Maternal pyridoxine deficiency decreases serotonergic [33] and DAergic [34,35] signaling. In this study, we investigated the effects of pyridoxine deficiency in 5-HT, DA, and metabolite levels in adulthood. We observed the reduction of 5-HT levels in the hippocampus, although no statistical significance was detected between control and Pyr-def fed groups. In addition, 5-HIAA levels showed similar content in both groups. This result suggests that pyridoxine deficiency decreased the 5-HT levels, not its metabolism, in the hippocampus.

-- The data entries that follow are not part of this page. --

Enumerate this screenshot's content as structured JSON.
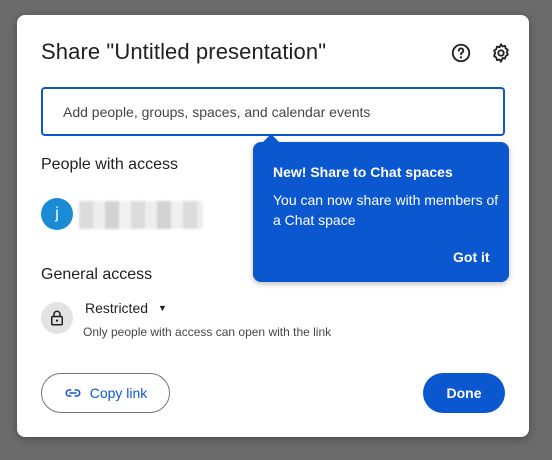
{
  "dialog": {
    "title": "Share \"Untitled presentation\"",
    "help_icon": "help-circle-icon",
    "settings_icon": "gear-icon"
  },
  "add_people": {
    "placeholder": "Add people, groups, spaces, and calendar events"
  },
  "people_with_access": {
    "heading": "People with access",
    "users": [
      {
        "avatar_letter": "j",
        "avatar_color": "#1a8bd4",
        "name_redacted": true
      }
    ]
  },
  "general_access": {
    "heading": "General access",
    "setting": "Restricted",
    "description": "Only people with access can open with the link",
    "icon": "lock-icon"
  },
  "footer": {
    "copy_link_label": "Copy link",
    "done_label": "Done"
  },
  "tooltip": {
    "title": "New! Share to Chat spaces",
    "body": "You can now share with members of a Chat space",
    "action_label": "Got it"
  },
  "colors": {
    "accent": "#0b57d0",
    "overlay": "#6b6b6b"
  }
}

Constitutive depletion of 5-HT results in deficits in novel object recognition memory [44] and targeting of the serotonergic terminal in the hippocampus impairs spatial memory [45]. In contrast, activation of the serotonergic terminal in the hippocampus improves spatial memory [45]. We also observed that pyridoxine deficiency resulted in a significant reduction of DA levels in the hippocampus compared to the control group, although the levels of the metabolites DOPAC and HVA did not demonstrate any significant changes between groups. DA innervations of the hippocampus from locus coeruleus are involved in spatial learning and memory [46], while the depletion of DA significantly decreases the novel object recognition memory in mice [47].

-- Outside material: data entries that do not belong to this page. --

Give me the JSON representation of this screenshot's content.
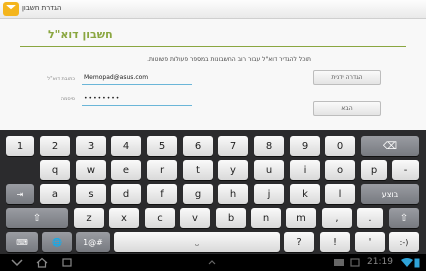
{
  "actionbar": {
    "title": "הגדרת חשבון"
  },
  "setup": {
    "heading": "חשבון דוא\"ל",
    "instruction": "תוכל להגדיר דוא\"ל עבור רוב החשבונות במספר פעולות פשוטות.",
    "email_label": "כתובת דוא\"ל",
    "email_value": "Memopad@asus.com",
    "password_label": "סיסמה",
    "password_value": "••••••••",
    "manual_setup_label": "הגדרה ידנית",
    "next_label": "הבא"
  },
  "keyboard": {
    "rows": [
      [
        "1",
        "2",
        "3",
        "4",
        "5",
        "6",
        "7",
        "8",
        "9",
        "0",
        "⌫"
      ],
      [
        "q",
        "w",
        "e",
        "r",
        "t",
        "y",
        "u",
        "i",
        "o",
        "p",
        "-"
      ],
      [
        "⇥",
        "a",
        "s",
        "d",
        "f",
        "g",
        "h",
        "j",
        "k",
        "l",
        "בוצע"
      ],
      [
        "⇧",
        "z",
        "x",
        "c",
        "v",
        "b",
        "n",
        "m",
        ",",
        ".",
        "⇧"
      ],
      [
        "⌨",
        "🌐",
        "1@#",
        "space",
        "?",
        "!",
        "'",
        ":-)"
      ]
    ]
  },
  "statusbar": {
    "time": "21:19"
  }
}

Next, we investigated the effects of pyridoxine deficiency on proliferating cells and neuroblasts in the dentate gyrus because the recognition memory is closely related to hippocampal neurogenesis [48]. Pyridoxine deficiency significantly reduced the Ki67-positive proliferating cells and DCX-immunoreactive neuroblasts compared to those in the control group. Maternal pyridoxine deficiency decreases the total number of neurons in the neocortex and reduces the dendrites in postnatal rat pups [49]. In agreement with this, we previously demonstrated that pyridoxine treatment significantly increases proliferating cells and differentiated neuroblasts in the dentate gyrus [10,12]. Collectively, these results suggest that pyridoxine is an essential element of hippocampal neurogenesis.

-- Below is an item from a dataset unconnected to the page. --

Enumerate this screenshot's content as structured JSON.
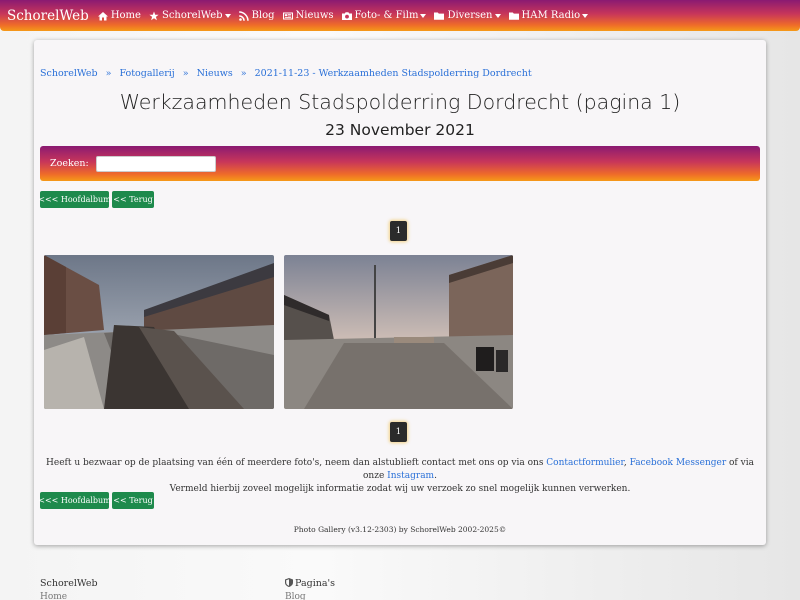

To identify the possible regulatory proteins of pyridoxine deficiency in the hippocampus, we conducted 2-DE and subsequent MALDI-TOF analysis. We found ATP6V1B2 and HSC70 as candidate proteins involved in pyridoxine regulation based on high coverage and MOWSE scores. Validation by Western blot analysis showed that pyridoxine deficiency significantly decreased ATP6V1B2 expression in the hippocampus, while HSC70 was significantly increased in the Pyr-def group compared to that in the control group. ATP6V1B2 is ubiquitously expressed in the brain [50] and is related to synaptic transmission [51]. Atp6v1b2 knock-in mice show cognitive defects in passive avoidance and novel object recognition tests [52] and the ATP6V1B2 rs1106634 A allele is a risk factor in hippocampal cognitive deficits [53]. HSC70 is upregulated in Alzheimer’s disease brains [54]. An HSC70 inhibitor improves the novel object recognition memory in Alzheimer’s disease mice [55] and decreases the levels of the tau protein [55,56,57,58].

In conclusion, pyridoxine deficiency affects the novel object recognition memory and hippocampal neurogenesis, which are associated with the decrease of ATP6V1B2 and increase of HSC70 levels in the hippocampus. Collectively, pyridoxine is an essential element in neurogenesis and hippocampal cognitive functions.